Рассматривая исторические события этого периода, можно представить, каковы должны были быть устремления, характер и судьба будущей школы. Но, прежде чем ван Гойен и Вейнантс успели расчистить путь, прежде чем Терборх, Метсю, Остаде и в первую очередь Рембрандт обнаружили свои намерения, можно было с некоторым основанием спросить себя, что именно в данных исторических условиях, в такой стране, как Голландия, могли написать эти художники.
Революция, только что даровавшая голландскому народу свободу, богатство и предприимчивость, лишила его того, что повсюду составляет жизненную основу великих школ. Она изменила верования, подавила потребности, сузила привычки, оголила стены, упразднила изображения как античных, так и евангельских сцен, пресекла создание наиболее обширных произведений ума и кисти — церковных, декоративных и вообще каких бы то ни было больших картин. Никогда еще страна не ставила так настойчиво своих художников перед столь необычной альтернативой: быть оригинальными или не быть вовсе.
Проблема выглядела так. Есть нация бюргеров, практичная, мало склонная к мечтаниям, занятая делами, настроенная отнюдь не мистически, пропитанная антиитальянским духом, с нарушенными традициями, с религией без алтарных картин, с привычкой к бережливости. Для этого народа надо было найти искусство, которое понравилось бы ему, соответствовало ему, изображало его. Один писатель нашего времени, очень сведущий в этом вопросе, весьма остроумно заметил, что подобный народ мог иметь в виду только одну задачу, очень простую и очень смелую, единственную, которую в течение пятидесяти лет ему неизменно удавалось разрешить, — создать свой собственный портрет.
Этим все сказано. Голландская живопись, как это вскоре было замечено, была и могла быть лишь портретом Голландии, выражением ее внешнего облика, верным, точным, полным, похожим, без всяких прикрас. Портрет людей и местностей, бюргерских нравов, площадей, улиц, полей, моря и неба — такова должна была быть сведенная к ее простейшим элементам программа голландской школы. И такой именно она и была с первых дней ее существования вплоть до упадка.
Может показаться, что нет ничего более простого, как открытие этого будничного искусства. На самом же деле, с тех пор как стали заниматься живописью, нельзя представить себе ничего равного ему по шири и новизне.
Сразу все изменилось в манере понимать, видеть и передавать: точка зрения, художественный идеал, выбор натуры, стиль и метод. Итальянская живопись в лучших своих проявлениях и фламандская в своих самых благородных усилиях еще понятны нам, потому что ими еще наслаждаются; но это уже мертвые языки, и пользоваться ими больше никто не будет.

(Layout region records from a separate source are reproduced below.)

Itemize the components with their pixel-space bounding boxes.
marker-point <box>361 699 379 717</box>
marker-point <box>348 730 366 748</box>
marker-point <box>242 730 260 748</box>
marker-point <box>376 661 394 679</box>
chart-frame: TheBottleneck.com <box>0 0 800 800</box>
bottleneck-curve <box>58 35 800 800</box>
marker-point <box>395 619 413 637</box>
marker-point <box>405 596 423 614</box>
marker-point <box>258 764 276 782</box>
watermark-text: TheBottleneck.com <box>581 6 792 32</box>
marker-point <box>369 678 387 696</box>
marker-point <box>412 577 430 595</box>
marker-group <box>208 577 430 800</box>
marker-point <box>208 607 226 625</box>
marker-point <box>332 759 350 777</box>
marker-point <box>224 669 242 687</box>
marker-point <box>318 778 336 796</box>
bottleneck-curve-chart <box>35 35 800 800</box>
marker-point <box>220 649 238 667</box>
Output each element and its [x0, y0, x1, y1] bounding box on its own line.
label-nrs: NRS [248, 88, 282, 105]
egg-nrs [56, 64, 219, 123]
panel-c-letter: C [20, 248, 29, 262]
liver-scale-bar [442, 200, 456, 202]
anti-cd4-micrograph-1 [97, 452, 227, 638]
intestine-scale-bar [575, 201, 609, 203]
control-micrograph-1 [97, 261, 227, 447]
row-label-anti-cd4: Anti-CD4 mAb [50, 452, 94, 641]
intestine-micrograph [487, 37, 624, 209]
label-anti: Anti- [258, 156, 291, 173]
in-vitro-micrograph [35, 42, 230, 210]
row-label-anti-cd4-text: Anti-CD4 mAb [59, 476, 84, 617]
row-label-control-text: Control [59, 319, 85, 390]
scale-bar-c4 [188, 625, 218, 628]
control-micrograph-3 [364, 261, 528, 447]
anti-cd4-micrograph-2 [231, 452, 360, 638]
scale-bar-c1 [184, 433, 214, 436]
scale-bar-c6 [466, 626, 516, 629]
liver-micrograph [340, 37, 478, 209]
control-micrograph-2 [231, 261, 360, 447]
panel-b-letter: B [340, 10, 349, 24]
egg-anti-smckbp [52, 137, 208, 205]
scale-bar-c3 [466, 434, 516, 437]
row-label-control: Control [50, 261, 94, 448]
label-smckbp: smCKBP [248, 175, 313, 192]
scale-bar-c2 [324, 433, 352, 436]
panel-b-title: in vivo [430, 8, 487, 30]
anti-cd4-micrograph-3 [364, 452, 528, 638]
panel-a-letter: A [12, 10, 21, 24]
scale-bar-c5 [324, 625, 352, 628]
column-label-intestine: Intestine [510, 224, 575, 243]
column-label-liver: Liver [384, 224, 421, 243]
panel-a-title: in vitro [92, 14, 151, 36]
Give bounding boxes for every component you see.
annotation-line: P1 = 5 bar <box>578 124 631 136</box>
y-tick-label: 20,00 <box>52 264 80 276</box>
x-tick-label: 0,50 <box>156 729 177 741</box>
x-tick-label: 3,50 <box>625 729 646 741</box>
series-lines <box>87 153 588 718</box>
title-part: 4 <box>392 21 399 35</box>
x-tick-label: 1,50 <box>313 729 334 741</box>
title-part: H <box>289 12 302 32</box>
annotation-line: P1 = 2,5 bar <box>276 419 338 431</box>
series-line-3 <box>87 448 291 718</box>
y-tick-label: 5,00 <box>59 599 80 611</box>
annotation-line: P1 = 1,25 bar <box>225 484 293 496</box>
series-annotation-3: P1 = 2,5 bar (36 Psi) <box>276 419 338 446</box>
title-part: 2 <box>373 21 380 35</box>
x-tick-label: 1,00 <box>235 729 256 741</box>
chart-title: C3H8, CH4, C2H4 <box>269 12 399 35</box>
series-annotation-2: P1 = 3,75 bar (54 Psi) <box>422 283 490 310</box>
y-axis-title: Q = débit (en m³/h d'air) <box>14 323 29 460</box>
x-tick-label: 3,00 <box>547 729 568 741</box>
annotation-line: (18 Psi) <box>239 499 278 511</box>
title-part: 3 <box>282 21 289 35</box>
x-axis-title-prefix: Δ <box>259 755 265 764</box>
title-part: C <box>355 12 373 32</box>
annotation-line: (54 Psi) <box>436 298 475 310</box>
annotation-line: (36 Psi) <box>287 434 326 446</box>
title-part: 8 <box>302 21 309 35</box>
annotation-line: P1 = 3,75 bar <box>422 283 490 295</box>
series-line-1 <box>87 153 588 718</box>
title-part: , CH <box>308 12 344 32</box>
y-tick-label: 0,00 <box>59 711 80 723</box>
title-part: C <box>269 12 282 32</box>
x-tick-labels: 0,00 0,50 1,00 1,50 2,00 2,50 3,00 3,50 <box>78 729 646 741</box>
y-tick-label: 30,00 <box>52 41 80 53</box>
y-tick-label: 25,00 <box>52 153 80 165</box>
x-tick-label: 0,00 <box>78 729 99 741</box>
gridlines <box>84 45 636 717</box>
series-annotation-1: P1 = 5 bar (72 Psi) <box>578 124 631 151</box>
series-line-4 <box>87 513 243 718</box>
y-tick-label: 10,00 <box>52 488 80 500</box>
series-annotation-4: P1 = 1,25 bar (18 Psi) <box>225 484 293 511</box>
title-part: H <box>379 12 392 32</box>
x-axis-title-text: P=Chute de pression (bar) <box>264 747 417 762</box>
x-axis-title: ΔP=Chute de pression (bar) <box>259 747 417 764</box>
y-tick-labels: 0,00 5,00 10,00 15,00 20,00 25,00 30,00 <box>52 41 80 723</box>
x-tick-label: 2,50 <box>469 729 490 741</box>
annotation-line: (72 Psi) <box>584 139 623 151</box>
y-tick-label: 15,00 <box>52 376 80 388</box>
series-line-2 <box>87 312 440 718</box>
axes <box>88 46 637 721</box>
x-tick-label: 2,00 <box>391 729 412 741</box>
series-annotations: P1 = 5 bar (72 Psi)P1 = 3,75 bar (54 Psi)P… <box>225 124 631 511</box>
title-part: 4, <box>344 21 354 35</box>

В свое время существовала привычка мыслить возвышенно, обобщенно, существовало искусство, заключавшееся в умелом отборе предметов, в их украшении, исправлении, жившее скорее в мире абсолютном, чем в относительном. Оно видело природу, как она есть, но любило показывать ее такой, какой она не бывает в действительности. Все в большей или меньшей степени согласовывалось с личностью человека, зависело от нее, ей подчинялось, в точности было ее подобием. И действительно, некоторые законы пропорций и некоторые свойства, как изящество, сила, благородство, красота, в совершенстве изученные в человеке и сведенные в целую систему предписаний, применялись не только к нему одному. В результате возникло нечто вроде универсального человечества или очеловеченной вселенной, где человеческое тело в его идеальных пропорциях служило прототипом. Все, что только может быть воплощено в человеческих формах, выражалось только ими: история, фантазия, верования, догмы, мифы, символы, эмблемы. Природа вокруг этого всепоглощающего героя ощущалась смутно; в лучшем случае она воспринималась как рама, которая должна стушеваться или исчезнуть, лишь только в ней займет место человек. Творчество, свелось к процессу исключения и синтеза. Ничто не отходило от определенной схемы, так как каждый предмет должен был заимствовать свою пластическую форму у одного и того же идеала. В силу этих законов исторического стиля требовалось, чтобы планы картин сокращались, горизонты суживались, деревья обобщались, чтобы небо было менее изменчивым, воздух был более прозрачным и ровным, а человек — более похожим на самого себя, чаще обнаженным, чем одетым, хорошо сложенным и красивым, чтобы оп мог с большим величием играть возложенную на него роль.
Теперь же задача живописи упростилась. Все стало сводиться к тому, чтобы дать каждой вещи ее истинное значение, поставить человека на подобающее место, а в случае надобности вообще обойтись без него.